Tuesday, May 31, 2011

sunset ~ 05/31/11 ~ San Carlos Beach

sunset from San Carlos Beach
May 31, 2011

We were out for an evening walk, enjoying the clearer skies before the summer coastal fog sets in for the summer. The pastel skies and gentle ocean sound always help me feel tranquil. I prefer heading towards Cannery Row and the Coast Guard Pier in the early morning or in the evening when most of the tourists and scuba divers are elsewhere.

Brandt's cormorant ~ 05/31/11 ~ Cannery Row


I've always assumed these are Brandt's cormorants that congregate every year on this remnant of a sardine factory loading dock. However, as I look it up, these birds may be mixed in with double-crested cormorants (P. auritus), which I had previously thought only nested in trees. It's a crummy picture above, because the lighting was low and a fence kept me from getting closer. The third type of cormorant that is found in the Monterey Bay is the pelagic cormorant (P. pelagicus), and I've learned to recognize it by its white butt and solitary nesting behavior. I'll have to take binoculars the next time I walk through Cannery Row.

Oh, that green stuff in the foreground is non-native sweet fennel (Foeniculum vulgare) in the Apiaceae family. I always want to call it anise, which is an incorrect term that several lepidopterist-type like to call it due to the anise swallowtail butterfly. Towards late summer it's quite pretty here with feathery greenery and prolific yellow flowers covering the dilapidation of local history.

ps 06/22/11 - So far this year, I don't have any pictures of cormorants or sea lions from the Coast Guard Pier, because they closed it off from public access since around mid-February for repairs.
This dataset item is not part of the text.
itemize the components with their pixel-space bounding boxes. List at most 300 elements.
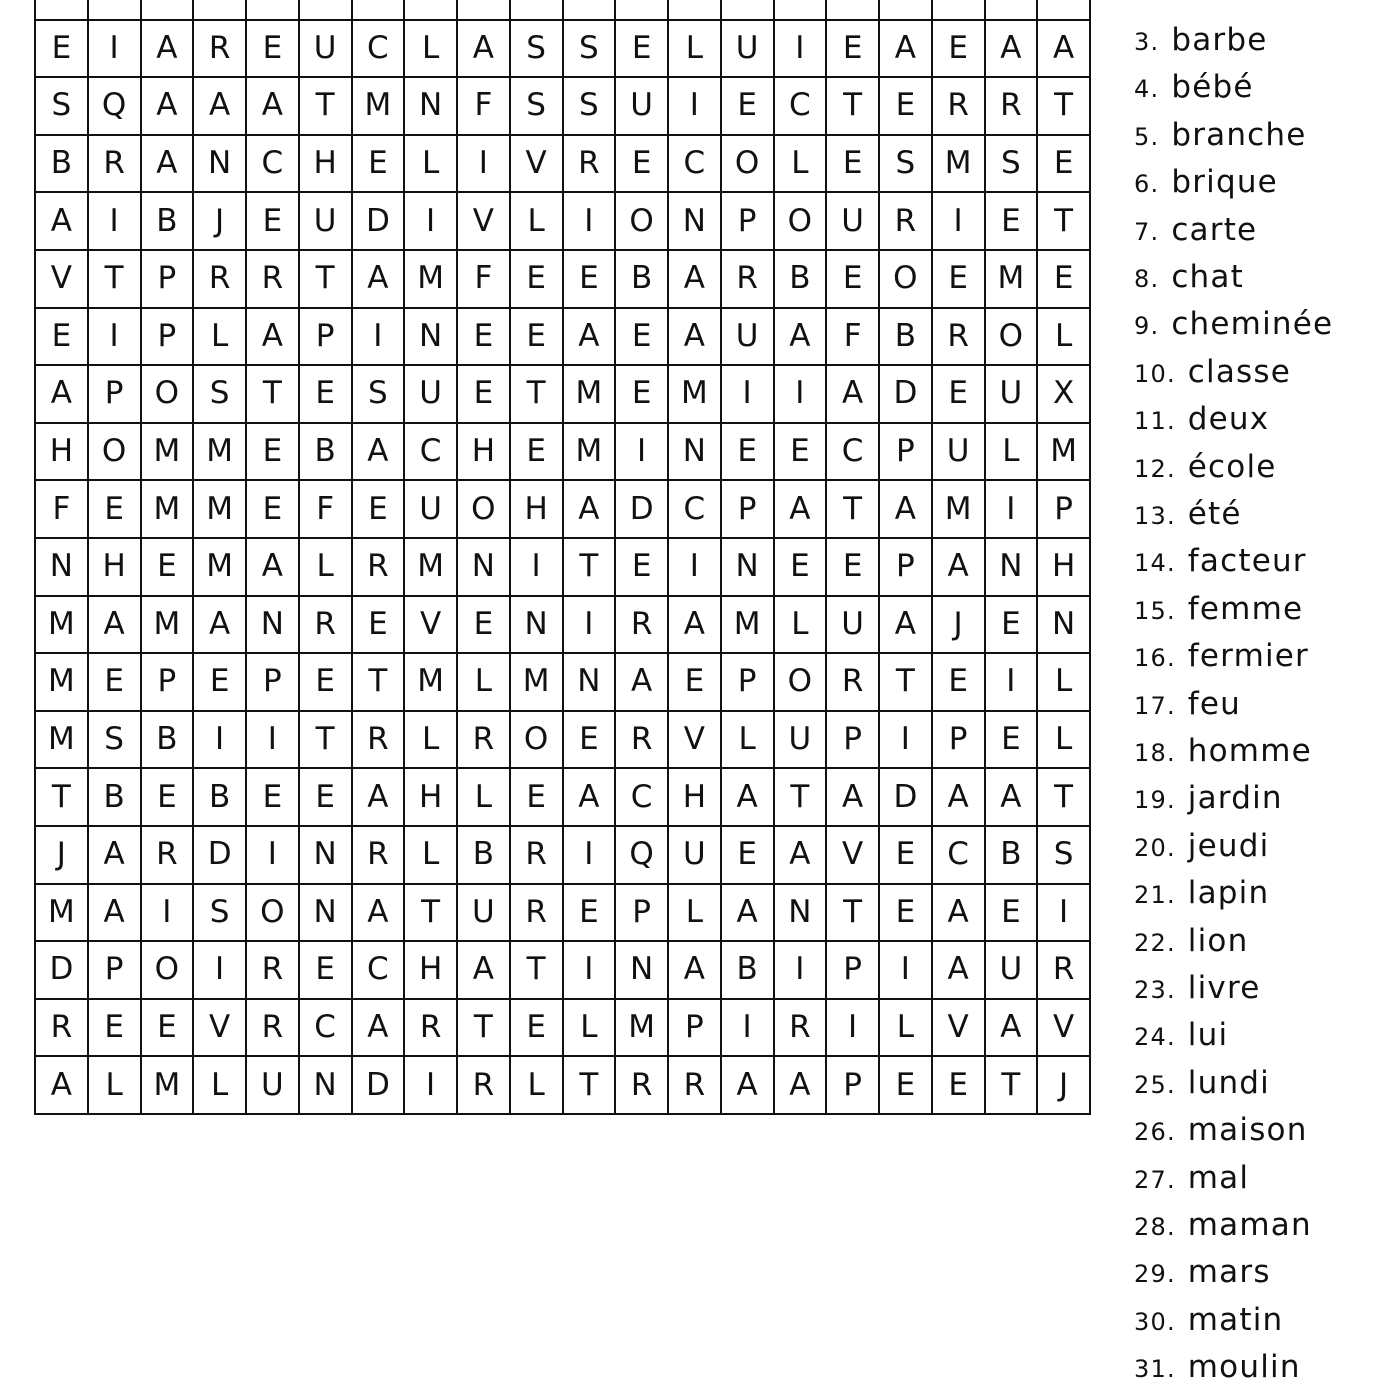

I was told by Coast Guard personnel that it would only be closed for a week. Ha! While driving home the other day, I noticed the Coast Guard Pier is finally open again with a black chain link fence along the breakwall. I want to get out there to see what's up. I do know we haven't had the influx of sea lions like we did last year.

harbor seal ~ 05/31/11 ~ Hopkins

Phoca vitulina

Here's my annual harbor seal pup post, a little later than usual. Most of the harbor seals around here are born mid-April. It's fun living just a block away from the bay, because sound carries very clearly up from the water. I remember hearing pups crying at night, which sound almost human-like, a week before the first reports of births at Hopkins' non-publicly viewable beaches. The pups have had almost 2 months to turn into fat beach sausages. Besides obvious size variations, I don't know how to tell the difference between the older pups, post-nursing moms, and males.

Interesting to note, Stanford Hopkins' seanet site names harbor seals down to subspecies, P. vitulina richardii, and calls them Eastern Pacific harbor seals. Other references spell the subspecies P. vitulina richardsi with an 's', which I chalk off to Gray having really bad handwriting back in 1864.

Oh! There's a funny white goose in the middle of the last picture that we've seen around for a couple of months. For much better pictures than mine, check out local photographer Peter Monteforte's marine mammal shots.